Mega-Schlappe für die Stadtregierung und Bürgermeister Alexander Wright: Der umstrittende Verkehrsversuch auf dem Anlagenring ist noch vor Ende der letzten Umbauphase gescheitert.
03. September 2023, 13:00 Uhr
Der Abschnitt vom Stadttheater in Richtung Elefantenklo kann wohl am ehesten wieder für den Autoverkehr freigegeben werden. Dort läuft zurzeit die vierte Umbauphase. Foto: Häuser

Der Hessische Verwaltungsgerichtshof hat den Verkehrsversuch als rechtswidrig eingestuft. Der Beschluss ist nicht anfechtbar. Mit bedröppelter Miene ging Wright nach Bekanntwerden der Gerichtsentscheidung vor die Presse. »Wir nehmen den Beschluss mit großem Bedauern auf. Rein faktisch ist der komplette Verkehrsversuch hinfällig«, musste er einräumen. Als Verkehrsdezernent war das Projekt eng mit seiner Person verknüpft. Rücktrittsforderungen erteilte der Grünen-Politiker jedoch eine klare Absage. »Ich habe mir persönlich nichts zuschulden kommen lassen. Von daher sehe ich dazu keinen Anlass«, sagte er.
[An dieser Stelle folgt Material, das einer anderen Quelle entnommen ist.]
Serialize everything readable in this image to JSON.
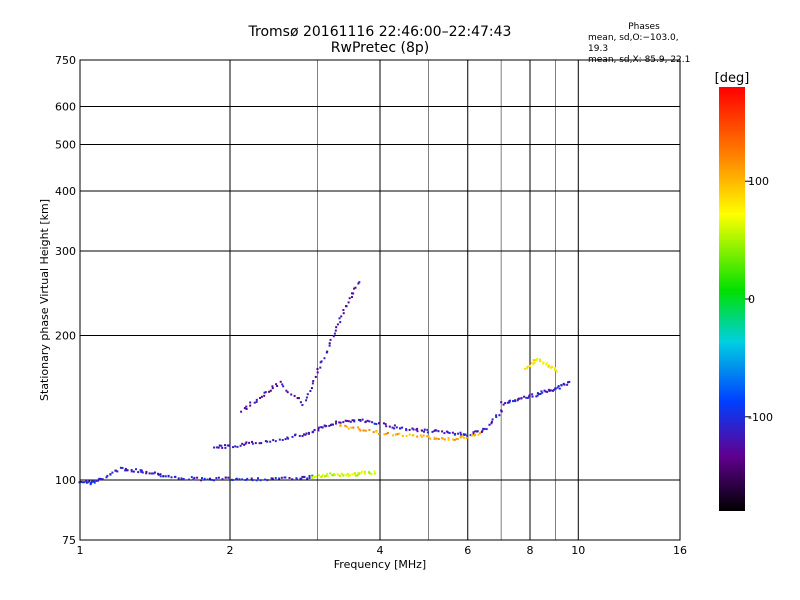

Am Mittwoch um 10.42 Uhr hatte der Verwaltungsgerichtshof (VGH) in Kassel seinen am Vortag gefassten Beschluss öffentlich gemacht und eine Beschwerde der Stadt Gießen zurückgewiesen. Vorausgegangen war ein Urteil des Verwaltungsgerichts (VG) Gießen, das im Juli der Klage von Anwohnern gegen verkehrsrechtliche Anordnungen im Zusammenhang mit dem Verkehrsversuch stattgegeben hatte. Das VG hatte bereits befunden, die gesetzlichen Voraussetzungen für einen Verkehrsversuch lägen nach aktueller Kenntnislage nicht vor. Daraufhin hatte die Stadt gegen diesen Beschluss Beschwerde beim VGH erhoben.
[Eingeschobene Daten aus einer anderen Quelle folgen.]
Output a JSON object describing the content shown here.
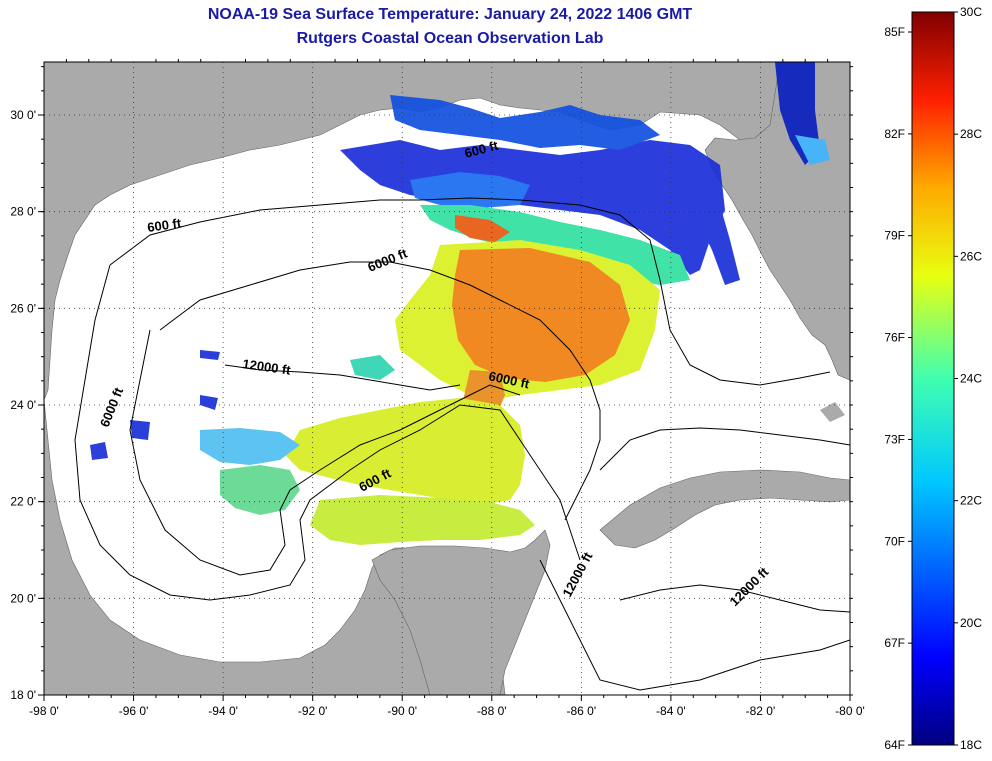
{
  "title": {
    "line1": "NOAA-19 Sea Surface Temperature:  January 24, 2022 1406 GMT",
    "line2": "Rutgers Coastal Ocean Observation Lab"
  },
  "map": {
    "x_ticks": [
      "-98 0'",
      "-96 0'",
      "-94 0'",
      "-92 0'",
      "-90 0'",
      "-88 0'",
      "-86 0'",
      "-84 0'",
      "-82 0'",
      "-80 0'"
    ],
    "y_ticks": [
      "30 0'",
      "28 0'",
      "26 0'",
      "24 0'",
      "22 0'",
      "20 0'",
      "18 0'"
    ],
    "contour_labels": [
      "600 ft",
      "600 ft",
      "6000 ft",
      "12000 ft",
      "6000 ft",
      "6000 ft",
      "600 ft",
      "12000 ft",
      "12000 ft"
    ],
    "land_color": "#aaaaaa",
    "water_color": "#ffffff"
  },
  "colorbar": {
    "fahrenheit_labels": [
      "85F",
      "82F",
      "79F",
      "76F",
      "73F",
      "70F",
      "67F",
      "64F"
    ],
    "celsius_labels": [
      "30C",
      "28C",
      "26C",
      "24C",
      "22C",
      "20C",
      "18C"
    ],
    "range_celsius": [
      18,
      30
    ]
  }
}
Die Kasseler Richter begründeten die Entscheidung, die Anordnung eines Verkehrsversuchs erfordere nach der Straßenverkehrsverordnung die Feststellung einer Gefahr für die Sicherheit oder Ordnung des Straßenverkehrs sowie besondere Umstände, die den Versuch beziehungsweise dessen spätere Umsetzung zwingend erforderlich machten. Die Stadt habe weder die erforderliche Gefahr noch derartige besondere Umstände plausibel dargelegt. Auch habe sich die Stadt mit den Stellungnahmen des Polizeipräsidiums Mittelhessen sowie des Regierungspräsidiums Gießen, die erhebliche Zweifel an der Rechtmäßigkeit und Sinnhaftigkeit des Versuchs geäußert hätten, nicht hinreichend auseinandergesetzt.
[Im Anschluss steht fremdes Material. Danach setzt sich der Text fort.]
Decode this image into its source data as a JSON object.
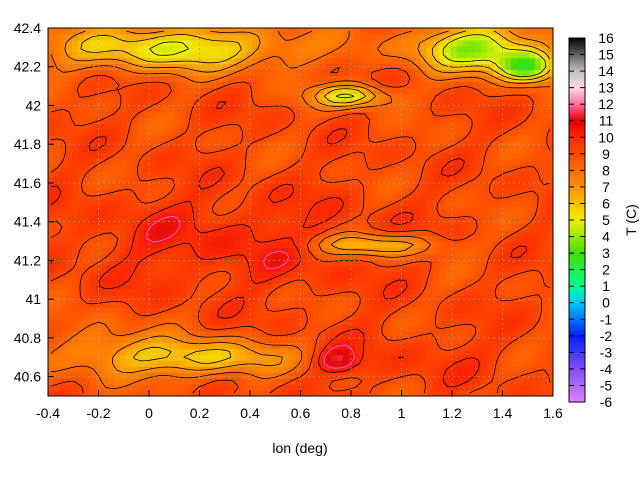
{
  "chart_data": {
    "type": "heatmap",
    "title": "",
    "xlabel": "lon (deg)",
    "ylabel": "",
    "colorbar_label": "T (C)",
    "xlim": [
      -0.4,
      1.6
    ],
    "ylim": [
      40.5,
      42.4
    ],
    "x_ticks": [
      "-0.4",
      "-0.2",
      "0",
      "0.2",
      "0.4",
      "0.6",
      "0.8",
      "1",
      "1.2",
      "1.4",
      "1.6"
    ],
    "y_ticks": [
      "40.6",
      "40.8",
      "41",
      "41.2",
      "41.4",
      "41.6",
      "41.8",
      "42",
      "42.2",
      "42.4"
    ],
    "colorbar_range": [
      -6,
      16
    ],
    "colorbar_ticks": [
      "16",
      "15",
      "14",
      "13",
      "12",
      "11",
      "10",
      "9",
      "8",
      "7",
      "6",
      "5",
      "4",
      "3",
      "2",
      "1",
      "0",
      "-1",
      "-2",
      "-3",
      "-4",
      "-5",
      "-6"
    ],
    "grid": true,
    "contour_lines": true,
    "colormap": [
      {
        "t": -6,
        "color": "#e080ff"
      },
      {
        "t": -4,
        "color": "#8050ff"
      },
      {
        "t": -2,
        "color": "#0020ff"
      },
      {
        "t": 0,
        "color": "#00c8ff"
      },
      {
        "t": 1,
        "color": "#00ff90"
      },
      {
        "t": 3,
        "color": "#40e000"
      },
      {
        "t": 5,
        "color": "#f0f000"
      },
      {
        "t": 7,
        "color": "#ff9000"
      },
      {
        "t": 10,
        "color": "#ff2800"
      },
      {
        "t": 11,
        "color": "#e00000"
      },
      {
        "t": 12,
        "color": "#ff70a0"
      },
      {
        "t": 13,
        "color": "#ffd8e8"
      },
      {
        "t": 14,
        "color": "#c0c0c0"
      },
      {
        "t": 16,
        "color": "#000000"
      }
    ]
  }
}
Alternativen nicht hinreichend geprüft

Alternativen, zum Beispiel eine geänderte Radverkehrsführung durch die Innenstadt, seien nicht ausreichend geprüft worden, stellte der VGH fest. Da nur auf einzelnen Abschnitten des Anlagenrings erhöhte Unfallgefahren für Radfahrer bestünden, sei auch nicht erkennbar, weshalb die Einbeziehung des gesamten Anlagenrings in den Verkehrsversuch notwendig sei. Dies gelte auch in Anbetracht der hohen Verkehrsbedeutung des Anlagenrings für den Kraftfahrzeugverkehr und der demgegenüber derzeit geringen Nutzung durch Radfahrer.

Rückbau bis zum Frühjahr

»Der VGH ist damit nicht der Argumentation der Stadt gefolgt, die in der Beschwerdebegründung anhand von Verkehrsanalysen erläutert hatte, dass auf dem Anlagenring eine ›einfache Gefahrenlage‹ für Radfahrende bestehe, die zum Handeln legitimiere«, resümierte Wright. Er kündigte an, den Rückbau der Einbahnstraßen-Verkehrsführung schnellstmöglich und geordnet anzugehen. Dies könne aus Witterungsgründen, wegen der nötigen Beauftragung von Firmen und Umprogrammierungen von Ampeln, bis zum Frühjahr dauern. Es werde aber geprüft, ob der derzeit im Umbau befindliche letzte Bauabschnitt umgehend wieder für die ursprünglich vorhandenen Verkehrsbeziehungen geöffnet werden könne. Gleichzeitig würden die drei vor dem Verwaltungsgericht Gießen beklagten Einzelmaßnahmen in den kommenden zwei Wochen zurückgebaut.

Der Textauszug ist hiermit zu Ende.